Hosting inclusive meetings: most of us spend a lot of time in meetings and, for many of us, we feel undervalued and lacking a voice in these meetings.   The pandemic has triggered an increased awareness that meetings - whether in-person, remote, or a combination of the two - are not always inclusive of all of our team members.  In this class, supervisors and managers learn practical strategies for hosting inclusive meetings, including an abundance of steps that leaders can intentionally take, even before a meeting starts, to ensure that meeting attendees feel comfortable participating, that their participation is valued, and that they have both a proverbial and a literal seat at the table. 

Exploration of culture: During this highly interactive workshop, we explore the various cultures that we personally inhabit and steps that we can take to become more culturally competent.  Cultural competency – the ability to understand, communicate with, and effectively interact with people across various cultures – is a lifelong journey and a skill essential to succeeding in today’s culturally-diverse work environment.  Participants are provided the skills to begin to question the tremendous impact of their cultural lenses in both their personal and professional lives.  This class encompasses defining culture and exploring both its visible and invisible components; exploring some of the myriad cultures that we personally inhabit and how our related cultural lenses impact how we navigate the world; and navigating the differences between collectivistic and individualistic cultures and how these two types of cultures impact how we communicate and interact with others.

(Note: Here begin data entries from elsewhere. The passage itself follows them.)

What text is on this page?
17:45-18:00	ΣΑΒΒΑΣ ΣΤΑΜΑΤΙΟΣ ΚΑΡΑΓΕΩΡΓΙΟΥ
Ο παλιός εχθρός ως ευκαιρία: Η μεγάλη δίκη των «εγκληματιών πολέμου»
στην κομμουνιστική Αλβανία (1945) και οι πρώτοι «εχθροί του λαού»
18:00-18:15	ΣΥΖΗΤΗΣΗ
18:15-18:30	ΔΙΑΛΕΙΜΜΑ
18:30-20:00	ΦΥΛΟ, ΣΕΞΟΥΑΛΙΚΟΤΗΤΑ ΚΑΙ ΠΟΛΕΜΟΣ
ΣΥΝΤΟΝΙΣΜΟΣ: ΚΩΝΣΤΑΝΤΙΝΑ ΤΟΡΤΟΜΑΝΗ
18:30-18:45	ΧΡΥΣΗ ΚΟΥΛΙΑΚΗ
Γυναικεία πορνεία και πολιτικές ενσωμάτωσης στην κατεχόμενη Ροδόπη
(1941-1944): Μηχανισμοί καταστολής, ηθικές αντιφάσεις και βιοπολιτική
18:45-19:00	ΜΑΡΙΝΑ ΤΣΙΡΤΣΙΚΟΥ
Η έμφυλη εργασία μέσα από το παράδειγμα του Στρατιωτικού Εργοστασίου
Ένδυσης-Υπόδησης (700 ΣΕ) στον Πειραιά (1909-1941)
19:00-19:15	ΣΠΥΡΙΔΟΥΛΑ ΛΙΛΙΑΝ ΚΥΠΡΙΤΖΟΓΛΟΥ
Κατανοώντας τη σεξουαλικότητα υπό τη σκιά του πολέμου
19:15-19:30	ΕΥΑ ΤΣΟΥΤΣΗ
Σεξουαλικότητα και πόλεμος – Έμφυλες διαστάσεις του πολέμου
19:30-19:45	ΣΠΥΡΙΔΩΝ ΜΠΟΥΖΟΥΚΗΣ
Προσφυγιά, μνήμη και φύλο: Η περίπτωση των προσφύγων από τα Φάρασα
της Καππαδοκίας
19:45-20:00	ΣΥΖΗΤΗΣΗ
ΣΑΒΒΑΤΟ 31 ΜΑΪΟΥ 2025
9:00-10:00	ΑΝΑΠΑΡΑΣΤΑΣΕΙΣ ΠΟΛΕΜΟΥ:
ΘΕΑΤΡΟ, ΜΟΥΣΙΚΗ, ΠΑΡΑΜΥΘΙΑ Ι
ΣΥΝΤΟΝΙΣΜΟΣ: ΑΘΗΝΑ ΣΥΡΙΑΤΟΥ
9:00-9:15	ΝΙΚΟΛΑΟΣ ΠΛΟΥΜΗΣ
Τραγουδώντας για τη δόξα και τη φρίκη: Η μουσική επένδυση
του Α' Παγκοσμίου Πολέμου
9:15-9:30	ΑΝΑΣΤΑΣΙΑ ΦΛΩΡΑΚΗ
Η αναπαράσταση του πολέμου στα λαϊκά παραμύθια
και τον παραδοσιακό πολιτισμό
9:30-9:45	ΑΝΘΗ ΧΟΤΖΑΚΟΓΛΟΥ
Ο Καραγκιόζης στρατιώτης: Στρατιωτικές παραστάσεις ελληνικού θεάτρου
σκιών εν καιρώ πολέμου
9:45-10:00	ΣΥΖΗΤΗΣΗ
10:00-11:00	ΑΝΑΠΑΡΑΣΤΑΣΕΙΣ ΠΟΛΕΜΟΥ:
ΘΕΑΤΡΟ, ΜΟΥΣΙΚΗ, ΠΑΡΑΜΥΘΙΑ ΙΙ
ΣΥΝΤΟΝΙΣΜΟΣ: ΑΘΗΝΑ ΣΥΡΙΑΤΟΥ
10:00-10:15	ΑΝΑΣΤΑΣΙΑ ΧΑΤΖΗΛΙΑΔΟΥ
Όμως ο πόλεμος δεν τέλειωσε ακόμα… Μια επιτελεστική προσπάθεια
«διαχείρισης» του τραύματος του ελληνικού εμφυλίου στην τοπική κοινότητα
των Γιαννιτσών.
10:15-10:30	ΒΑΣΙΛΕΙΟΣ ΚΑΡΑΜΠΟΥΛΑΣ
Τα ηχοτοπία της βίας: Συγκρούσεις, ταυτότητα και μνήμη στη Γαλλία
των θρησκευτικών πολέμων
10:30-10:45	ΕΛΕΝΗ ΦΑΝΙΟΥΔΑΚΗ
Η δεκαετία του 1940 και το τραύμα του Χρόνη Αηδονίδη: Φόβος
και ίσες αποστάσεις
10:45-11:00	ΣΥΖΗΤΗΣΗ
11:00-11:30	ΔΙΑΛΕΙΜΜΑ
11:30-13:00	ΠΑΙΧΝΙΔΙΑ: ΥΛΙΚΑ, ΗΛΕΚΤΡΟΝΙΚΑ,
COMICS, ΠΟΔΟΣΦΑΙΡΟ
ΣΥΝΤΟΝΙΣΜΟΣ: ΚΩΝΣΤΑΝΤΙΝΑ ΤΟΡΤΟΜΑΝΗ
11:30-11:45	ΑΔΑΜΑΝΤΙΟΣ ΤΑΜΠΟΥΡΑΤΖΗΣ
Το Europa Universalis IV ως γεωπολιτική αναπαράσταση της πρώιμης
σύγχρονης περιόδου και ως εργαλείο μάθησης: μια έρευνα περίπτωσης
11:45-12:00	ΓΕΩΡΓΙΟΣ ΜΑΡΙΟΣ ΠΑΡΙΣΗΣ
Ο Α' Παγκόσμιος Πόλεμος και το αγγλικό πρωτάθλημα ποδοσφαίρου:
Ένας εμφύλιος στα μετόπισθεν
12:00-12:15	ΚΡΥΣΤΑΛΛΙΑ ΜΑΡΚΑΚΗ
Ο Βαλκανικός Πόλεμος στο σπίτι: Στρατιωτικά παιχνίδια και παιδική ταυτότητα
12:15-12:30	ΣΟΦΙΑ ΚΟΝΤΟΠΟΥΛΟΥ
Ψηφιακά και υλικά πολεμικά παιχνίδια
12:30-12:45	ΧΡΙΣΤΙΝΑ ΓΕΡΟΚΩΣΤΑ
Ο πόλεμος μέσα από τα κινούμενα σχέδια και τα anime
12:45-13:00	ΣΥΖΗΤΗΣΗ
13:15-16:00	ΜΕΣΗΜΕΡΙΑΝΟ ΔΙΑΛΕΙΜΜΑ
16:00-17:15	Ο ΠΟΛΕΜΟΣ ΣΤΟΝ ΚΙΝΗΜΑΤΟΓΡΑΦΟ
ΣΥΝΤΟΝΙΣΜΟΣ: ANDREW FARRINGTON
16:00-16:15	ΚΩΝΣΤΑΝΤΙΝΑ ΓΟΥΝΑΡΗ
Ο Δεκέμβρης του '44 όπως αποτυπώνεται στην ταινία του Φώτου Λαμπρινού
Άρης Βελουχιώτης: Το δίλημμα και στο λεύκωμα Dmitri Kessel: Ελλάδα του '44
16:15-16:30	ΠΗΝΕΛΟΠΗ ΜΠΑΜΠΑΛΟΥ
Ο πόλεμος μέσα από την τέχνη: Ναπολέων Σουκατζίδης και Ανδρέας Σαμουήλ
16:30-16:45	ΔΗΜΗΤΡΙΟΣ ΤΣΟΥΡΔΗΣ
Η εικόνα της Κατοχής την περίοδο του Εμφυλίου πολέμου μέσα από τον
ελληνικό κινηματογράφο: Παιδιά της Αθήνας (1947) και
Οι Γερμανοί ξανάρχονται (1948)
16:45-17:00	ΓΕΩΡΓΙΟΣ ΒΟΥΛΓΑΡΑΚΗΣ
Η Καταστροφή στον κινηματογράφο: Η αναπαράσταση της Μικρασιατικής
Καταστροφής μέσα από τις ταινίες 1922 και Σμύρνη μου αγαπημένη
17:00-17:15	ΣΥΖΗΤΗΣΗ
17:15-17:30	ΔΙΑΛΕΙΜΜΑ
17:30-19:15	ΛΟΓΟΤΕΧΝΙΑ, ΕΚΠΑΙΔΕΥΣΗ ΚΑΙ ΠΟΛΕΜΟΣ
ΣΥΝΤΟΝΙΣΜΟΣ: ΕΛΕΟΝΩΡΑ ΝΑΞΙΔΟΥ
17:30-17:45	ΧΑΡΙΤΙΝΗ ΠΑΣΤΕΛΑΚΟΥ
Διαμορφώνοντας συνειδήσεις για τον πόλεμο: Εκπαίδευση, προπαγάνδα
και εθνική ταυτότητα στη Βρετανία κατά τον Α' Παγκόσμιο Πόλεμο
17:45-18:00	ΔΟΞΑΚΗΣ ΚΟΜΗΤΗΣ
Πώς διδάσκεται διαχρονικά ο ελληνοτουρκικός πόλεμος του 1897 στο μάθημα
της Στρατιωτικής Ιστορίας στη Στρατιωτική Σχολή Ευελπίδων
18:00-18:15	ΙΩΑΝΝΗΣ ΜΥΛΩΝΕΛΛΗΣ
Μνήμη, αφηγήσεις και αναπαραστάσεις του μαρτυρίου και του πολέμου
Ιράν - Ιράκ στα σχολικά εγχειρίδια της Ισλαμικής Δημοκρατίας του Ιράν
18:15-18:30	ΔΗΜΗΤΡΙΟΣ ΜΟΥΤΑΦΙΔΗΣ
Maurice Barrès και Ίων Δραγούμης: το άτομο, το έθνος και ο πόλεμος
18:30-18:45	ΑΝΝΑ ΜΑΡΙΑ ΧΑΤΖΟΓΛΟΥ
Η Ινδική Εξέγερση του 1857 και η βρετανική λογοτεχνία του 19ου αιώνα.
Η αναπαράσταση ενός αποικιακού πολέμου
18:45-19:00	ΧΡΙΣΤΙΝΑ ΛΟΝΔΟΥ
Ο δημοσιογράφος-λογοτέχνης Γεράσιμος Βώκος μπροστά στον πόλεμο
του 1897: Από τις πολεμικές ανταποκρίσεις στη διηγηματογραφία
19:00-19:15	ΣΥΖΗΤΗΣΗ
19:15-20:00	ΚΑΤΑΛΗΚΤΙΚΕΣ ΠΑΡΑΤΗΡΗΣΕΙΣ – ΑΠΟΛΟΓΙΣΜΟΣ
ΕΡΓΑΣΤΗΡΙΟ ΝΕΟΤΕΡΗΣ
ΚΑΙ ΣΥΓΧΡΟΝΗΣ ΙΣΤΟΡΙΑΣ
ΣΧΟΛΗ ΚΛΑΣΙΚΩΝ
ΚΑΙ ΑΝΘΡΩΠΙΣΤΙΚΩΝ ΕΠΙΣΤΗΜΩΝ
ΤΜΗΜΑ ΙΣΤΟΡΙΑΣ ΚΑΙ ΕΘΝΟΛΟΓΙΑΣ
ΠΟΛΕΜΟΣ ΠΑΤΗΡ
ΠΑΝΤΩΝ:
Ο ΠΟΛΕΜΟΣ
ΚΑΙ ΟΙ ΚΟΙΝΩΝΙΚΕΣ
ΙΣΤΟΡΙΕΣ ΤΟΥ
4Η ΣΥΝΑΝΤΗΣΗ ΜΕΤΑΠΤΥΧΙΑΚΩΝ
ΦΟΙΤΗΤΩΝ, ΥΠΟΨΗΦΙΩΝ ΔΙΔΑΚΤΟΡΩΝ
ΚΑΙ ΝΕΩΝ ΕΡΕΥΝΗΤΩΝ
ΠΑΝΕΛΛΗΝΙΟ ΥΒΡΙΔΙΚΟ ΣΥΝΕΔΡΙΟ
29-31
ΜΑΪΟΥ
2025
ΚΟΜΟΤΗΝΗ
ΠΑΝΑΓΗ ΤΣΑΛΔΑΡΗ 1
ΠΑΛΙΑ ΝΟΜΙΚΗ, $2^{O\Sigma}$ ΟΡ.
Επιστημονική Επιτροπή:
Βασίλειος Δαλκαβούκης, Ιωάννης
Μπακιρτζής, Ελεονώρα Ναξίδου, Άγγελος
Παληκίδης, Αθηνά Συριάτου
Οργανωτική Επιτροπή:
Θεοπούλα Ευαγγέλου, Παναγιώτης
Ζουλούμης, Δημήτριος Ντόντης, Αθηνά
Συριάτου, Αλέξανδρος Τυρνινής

Exploring culture and the power of storytelling: This class provides participants an opportunity to put into practice their takeaways from the exploration of culture class.  Participants receive guidance on how to research a culture that they do not personally belong to and prepare a presentation in a variety of possible mediums to share their learnings with their team members about a culture they were previously unfamiliar with.  Participants not only benefit from learning about myriad cultures different from their own, but also gain new skills and confidence in the art of storytelling, which can be a powerful conduit of understanding and connection.